When I originally read Tamagomago’s post on the Genshiken generation gap, I realized something: time has moved differently for the characters of Genshiken compared to the real world.
The gap between Genshiken and Genshiken II has changed how I relate to Genshiken. Genshiken II starts off only a few months after the end of the first series, but in the real world, nearly five years had passed. One result of this is that the references used in the new series are a little anachronistic (a Zan Sayonara Zetsubou-sensei reference when the show shouldn’t have been out at that point, for example), but the one I find to be more personally important is that I went from being around Sasahara’s age to actually being closer to Madarame’s. I am no longer the college senior who could read about Sasahara’s graduation around the same time as my own. Had the manga progressed steadily from Volume 9, had there not been the long wait to herald in Genshiken II, I wonder if I would’ve also been reading the manga a little differently?
One criticism of the new Genshiken that I see from not just English-speaking fans but also Japanese ones is that it’s been difficult to relate to the new, primarily female cast.

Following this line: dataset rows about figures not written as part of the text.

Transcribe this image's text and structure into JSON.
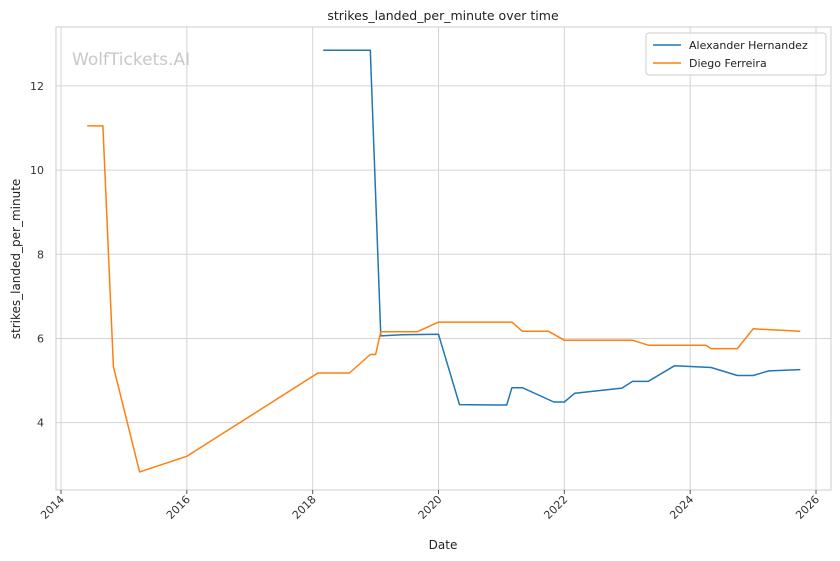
{
  "chart_data": {
    "type": "line",
    "title": "strikes_landed_per_minute over time",
    "xlabel": "Date",
    "ylabel": "strikes_landed_per_minute",
    "watermark": "WolfTickets.AI",
    "x_axis_type": "date",
    "xlim": [
      "2014-01-01",
      "2026-01-01"
    ],
    "ylim": [
      2.4,
      13.4
    ],
    "x_ticks": [
      "2014",
      "2016",
      "2018",
      "2020",
      "2022",
      "2024",
      "2026"
    ],
    "y_ticks": [
      4,
      6,
      8,
      10,
      12
    ],
    "grid": true,
    "legend_position": "top-right",
    "series": [
      {
        "name": "Alexander Hernandez",
        "color": "#1f77b4",
        "points": [
          [
            "2018-03-01",
            12.85
          ],
          [
            "2018-12-01",
            12.85
          ],
          [
            "2019-02-01",
            6.06
          ],
          [
            "2019-06-01",
            6.09
          ],
          [
            "2020-01-01",
            6.1
          ],
          [
            "2020-05-01",
            4.43
          ],
          [
            "2020-12-01",
            4.42
          ],
          [
            "2021-02-01",
            4.42
          ],
          [
            "2021-03-01",
            4.83
          ],
          [
            "2021-05-01",
            4.83
          ],
          [
            "2021-11-01",
            4.49
          ],
          [
            "2022-01-01",
            4.49
          ],
          [
            "2022-03-01",
            4.7
          ],
          [
            "2022-12-01",
            4.82
          ],
          [
            "2023-02-01",
            4.98
          ],
          [
            "2023-05-01",
            4.98
          ],
          [
            "2023-10-01",
            5.35
          ],
          [
            "2024-05-01",
            5.31
          ],
          [
            "2024-10-01",
            5.12
          ],
          [
            "2025-01-01",
            5.12
          ],
          [
            "2025-04-01",
            5.23
          ],
          [
            "2025-10-01",
            5.26
          ]
        ]
      },
      {
        "name": "Diego Ferreira",
        "color": "#ff7f0e",
        "points": [
          [
            "2014-06-01",
            11.05
          ],
          [
            "2014-09-01",
            11.05
          ],
          [
            "2014-11-01",
            5.33
          ],
          [
            "2015-04-01",
            2.83
          ],
          [
            "2016-01-01",
            3.2
          ],
          [
            "2018-02-01",
            5.18
          ],
          [
            "2018-08-01",
            5.18
          ],
          [
            "2018-12-01",
            5.62
          ],
          [
            "2019-01-01",
            5.62
          ],
          [
            "2019-02-01",
            6.16
          ],
          [
            "2019-09-01",
            6.16
          ],
          [
            "2020-01-01",
            6.39
          ],
          [
            "2021-03-01",
            6.39
          ],
          [
            "2021-05-01",
            6.17
          ],
          [
            "2021-10-01",
            6.17
          ],
          [
            "2022-01-01",
            5.96
          ],
          [
            "2023-02-01",
            5.96
          ],
          [
            "2023-05-01",
            5.84
          ],
          [
            "2024-04-01",
            5.84
          ],
          [
            "2024-05-01",
            5.76
          ],
          [
            "2024-10-01",
            5.76
          ],
          [
            "2025-01-01",
            6.23
          ],
          [
            "2025-10-01",
            6.17
          ]
        ]
      }
    ]
  }
}
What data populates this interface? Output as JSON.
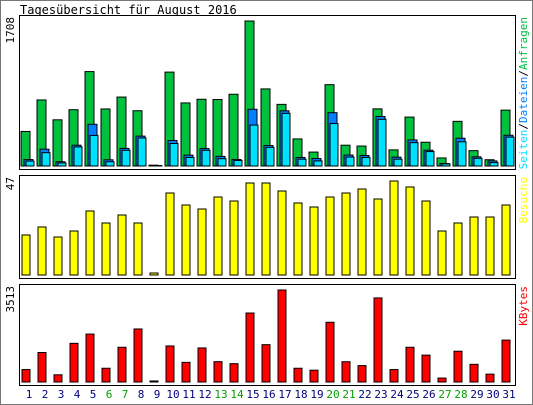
{
  "title": "Tagesübersicht für August 2016",
  "colors": {
    "background": "#ffffff",
    "panel_border": "#000000",
    "requests": "#00c040",
    "files": "#0080ff",
    "pages": "#00e0ff",
    "visits": "#ffff00",
    "kbytes": "#ff0000",
    "weekend_label": "#00a000",
    "weekday_label": "#000080"
  },
  "chart_data": [
    {
      "type": "bar",
      "panel": "hits",
      "ylabel_max": "1708",
      "ymax": 1708,
      "legend": [
        {
          "label": "Seiten",
          "color": "#00e0ff"
        },
        {
          "label": "Dateien",
          "color": "#0080ff"
        },
        {
          "label": "Anfragen",
          "color": "#00c040"
        }
      ],
      "categories": [
        "1",
        "2",
        "3",
        "4",
        "5",
        "6",
        "7",
        "8",
        "9",
        "10",
        "11",
        "12",
        "13",
        "14",
        "15",
        "16",
        "17",
        "18",
        "19",
        "20",
        "21",
        "22",
        "23",
        "24",
        "25",
        "26",
        "27",
        "28",
        "29",
        "30",
        "31"
      ],
      "series": [
        {
          "name": "Anfragen",
          "values": [
            407,
            778,
            544,
            663,
            1112,
            672,
            812,
            651,
            10,
            1106,
            743,
            786,
            783,
            845,
            1708,
            908,
            726,
            319,
            164,
            958,
            245,
            235,
            673,
            190,
            576,
            280,
            95,
            526,
            181,
            74,
            658
          ]
        },
        {
          "name": "Dateien",
          "values": [
            76,
            198,
            50,
            245,
            491,
            73,
            207,
            352,
            5,
            300,
            128,
            205,
            113,
            77,
            668,
            241,
            650,
            100,
            88,
            628,
            129,
            124,
            583,
            104,
            307,
            186,
            29,
            327,
            108,
            60,
            362
          ]
        },
        {
          "name": "Seiten",
          "values": [
            58,
            157,
            35,
            225,
            360,
            50,
            185,
            330,
            3,
            265,
            101,
            185,
            86,
            65,
            482,
            220,
            620,
            80,
            60,
            500,
            105,
            101,
            550,
            80,
            275,
            170,
            25,
            285,
            90,
            40,
            340
          ]
        }
      ]
    },
    {
      "type": "bar",
      "panel": "visits",
      "ylabel_max": "47",
      "ymax": 47,
      "legend": [
        {
          "label": "Besuche",
          "color": "#ffff00"
        }
      ],
      "categories": [
        "1",
        "2",
        "3",
        "4",
        "5",
        "6",
        "7",
        "8",
        "9",
        "10",
        "11",
        "12",
        "13",
        "14",
        "15",
        "16",
        "17",
        "18",
        "19",
        "20",
        "21",
        "22",
        "23",
        "24",
        "25",
        "26",
        "27",
        "28",
        "29",
        "30",
        "31"
      ],
      "values": [
        20,
        24,
        19,
        22,
        32,
        26,
        30,
        26,
        1,
        41,
        35,
        33,
        39,
        37,
        46,
        46,
        42,
        36,
        34,
        39,
        41,
        43,
        38,
        47,
        44,
        37,
        22,
        26,
        29,
        29,
        35
      ]
    },
    {
      "type": "bar",
      "panel": "kbytes",
      "ylabel_max": "3513",
      "ymax": 3513,
      "legend": [
        {
          "label": "KBytes",
          "color": "#ff0000"
        }
      ],
      "categories": [
        "1",
        "2",
        "3",
        "4",
        "5",
        "6",
        "7",
        "8",
        "9",
        "10",
        "11",
        "12",
        "13",
        "14",
        "15",
        "16",
        "17",
        "18",
        "19",
        "20",
        "21",
        "22",
        "23",
        "24",
        "25",
        "26",
        "27",
        "28",
        "29",
        "30",
        "31"
      ],
      "values": [
        475,
        1126,
        275,
        1476,
        1830,
        525,
        1326,
        2025,
        40,
        1376,
        750,
        1301,
        776,
        700,
        2634,
        1426,
        3513,
        525,
        450,
        2280,
        775,
        626,
        3210,
        475,
        1326,
        1026,
        150,
        1175,
        675,
        300,
        1600
      ]
    }
  ],
  "weekend_days": [
    "6",
    "7",
    "13",
    "14",
    "20",
    "21",
    "27",
    "28"
  ]
}
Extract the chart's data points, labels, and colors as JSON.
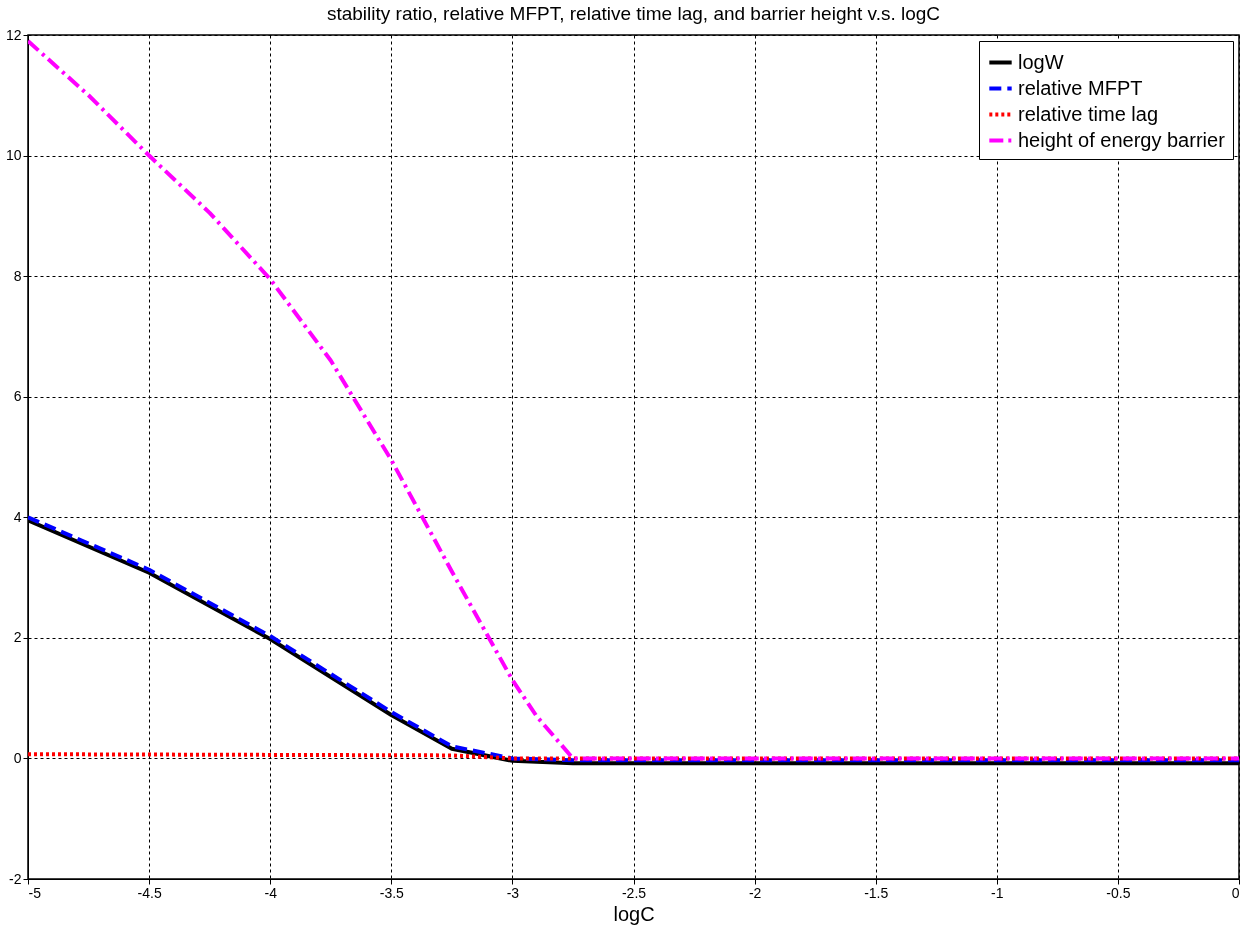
{
  "chart_data": {
    "type": "line",
    "title": "stability ratio, relative MFPT, relative time lag, and barrier height  v.s.   logC",
    "xlabel": "logC",
    "xlim": [
      -5,
      0
    ],
    "xticks": [
      -5,
      -4.5,
      -4,
      -3.5,
      -3,
      -2.5,
      -2,
      -1.5,
      -1,
      -0.5,
      0
    ],
    "ylim": [
      -2,
      12
    ],
    "yticks": [
      -2,
      0,
      2,
      4,
      6,
      8,
      10,
      12
    ],
    "grid": true,
    "legend": "top right",
    "series": [
      {
        "name": "logW",
        "color": "#000000",
        "line_style": "solid",
        "x": [
          -5,
          -4.5,
          -4,
          -3.5,
          -3.25,
          -3,
          -2.75,
          0
        ],
        "values": [
          3.95,
          3.08,
          1.98,
          0.72,
          0.16,
          -0.04,
          -0.08,
          -0.08
        ]
      },
      {
        "name": "relative MFPT",
        "color": "#0000ff",
        "line_style": "dashed",
        "x": [
          -5,
          -4.5,
          -4,
          -3.5,
          -3.25,
          -3,
          -2.75,
          0
        ],
        "values": [
          4.0,
          3.13,
          2.03,
          0.77,
          0.2,
          0.0,
          -0.03,
          -0.03
        ]
      },
      {
        "name": "relative time lag",
        "color": "#ff0000",
        "line_style": "dotted",
        "x": [
          -5,
          -3.25,
          -3,
          0
        ],
        "values": [
          0.07,
          0.05,
          0.0,
          0.0
        ]
      },
      {
        "name": "height of energy barrier",
        "color": "#ff00ff",
        "line_style": "dashdot",
        "x": [
          -5,
          -4.75,
          -4.5,
          -4.25,
          -4,
          -3.75,
          -3.5,
          -3.25,
          -3,
          -2.9,
          -2.75,
          0
        ],
        "values": [
          11.9,
          11.0,
          10.0,
          9.05,
          7.95,
          6.6,
          4.95,
          3.1,
          1.3,
          0.7,
          0.0,
          0.0
        ]
      }
    ]
  }
}
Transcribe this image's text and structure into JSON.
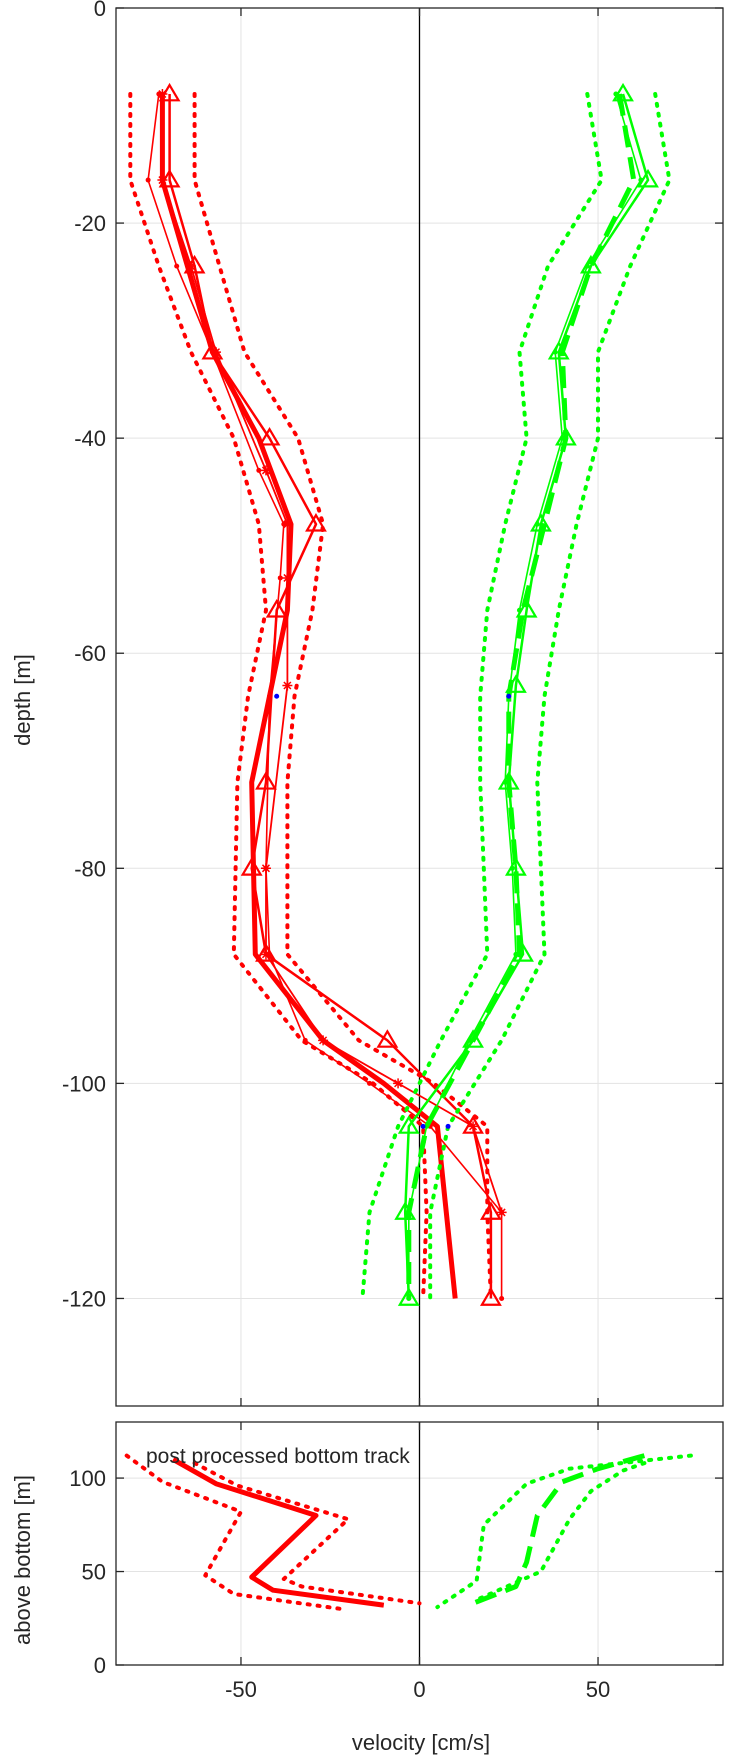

The feeling I often get from that response is that the readers who are of the opinion that Genshiken has changed for the worse feel that this world of college-aged otaku is not the one they had originally left. I even talked about it when the new series was beginning, remarking that Genshiken has always been about change, and that it should be possible to relate to these new characters, even if they do come from a different generation otaku. I realize now though that it’s not so much a matter of these readers not being able to relate to characters unlike themselves, but more that they feel the philosophy of Genshiken has changed, that the core essence is something different and perhaps frightening.
Obviously, the experience of shifting age groups as the result of the gap between Genshiken series is not something everyone can experience, especially if they’re not reading the comic as it comes out. Even if that weren’t the case, given time I would’ve reached Madarame’s age anyway. And even if others are around the same age as me, it’s not like people experience the passage of time in the exact same or even similar ways. More importantly, it’s not like my own personal experiences over the past five years are particularly better than others’. Even so, when I think about it a little more, it seems like one of the themes that comes out of Genshiken for the readers as well as the characters is the influence of personal history and how self-perception of time changes accordingly.
Ogiue originally defined herself by the trauma of her time in junior high. It dominated her life before she was eventually able to move on with the help of her friends. Madarame clings to the recent past by leaving his situation with Kasukabe comfortably ambiguous. Kugayama put his half-hearted ambitions aside and decided to just be normal. The first chairman, well, I’m not sure if he existed within time.
For the fans who feel alienated by Genshiken II, their personal definition of what it means to be otaku, and by extension, what it means to be part of a group otaku, has not changed in the five year Genshiken gap. I emphasize once again that there’s nothing wrong with this, and in fact it’s also pretty much where Yajima is at in terms of her own otaku-existential conflict. As for me, I know fully well how much I’ve related to Genshiken and continue to do so, but I also know that a lot has happened in my life since I finished the original series. I’ve defined myself many times on this blog according to how Genshiken has changed my life, but in the face of this new iteration, I find that it doesn’t change me so much as change alongside me.